Knot types of generalized Kirchhoff rods

TL;DR

This paper introduces a generalized energy functional for elastic rods that accounts for axial stretch and inflation, providing explicit parameterizations of all periodic critical curves and revealing new knotted configurations beyond classical torus knots.

Contribution

It extends classical Kirchhoff energy to a broader class of rods, deriving explicit formulas for critical points and uncovering novel knotted solutions.

Findings

Explicit parameterizations for all periodic critical framed curves.

Existence of a one-parameter family passing through two torus knot types.
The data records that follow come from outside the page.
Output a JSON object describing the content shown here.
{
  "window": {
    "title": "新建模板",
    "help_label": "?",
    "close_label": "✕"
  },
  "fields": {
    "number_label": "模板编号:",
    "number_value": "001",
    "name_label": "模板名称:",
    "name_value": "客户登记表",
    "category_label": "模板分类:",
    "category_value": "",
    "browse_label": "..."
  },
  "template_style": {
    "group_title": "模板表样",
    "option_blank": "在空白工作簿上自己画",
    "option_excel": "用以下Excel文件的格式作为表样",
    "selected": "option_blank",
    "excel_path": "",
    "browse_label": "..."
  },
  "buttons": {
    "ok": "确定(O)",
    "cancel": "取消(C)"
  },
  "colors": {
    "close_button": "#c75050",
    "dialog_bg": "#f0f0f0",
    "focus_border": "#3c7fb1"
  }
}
Identification of knotted critical points that are not torus knots.

Abstract

Kirchhoff energy is a classical functional on the space of arclength-parameterized framed curves whose critical points approximate configurations of springy elastic rods. We introduce a generalized functional on the space of framed curves of arbitrary parameterization, which model rods with axial stretch or cross-sectional inflation. Our main result gives explicit parameterizations for all periodic critical framed curves for this generalized functional. The main technical tool is a correspondence between the moduli space of shape similarity classes of closed framed curves and an infinite-dimensional Grassmann manifold. The critical framed curves have surprisingly simple parameterizations, but they still exhibit interesting topological features. In particular, we show that for each critical energy level there is a one-parameter family of framed curves whose base curves pass through exactly two torus knot types, echoing a similar result of Ivey and Singer for classical Kirchhoff energy. In contrast to the classical theory, the generalized functional has knotted critical points which are not torus knots.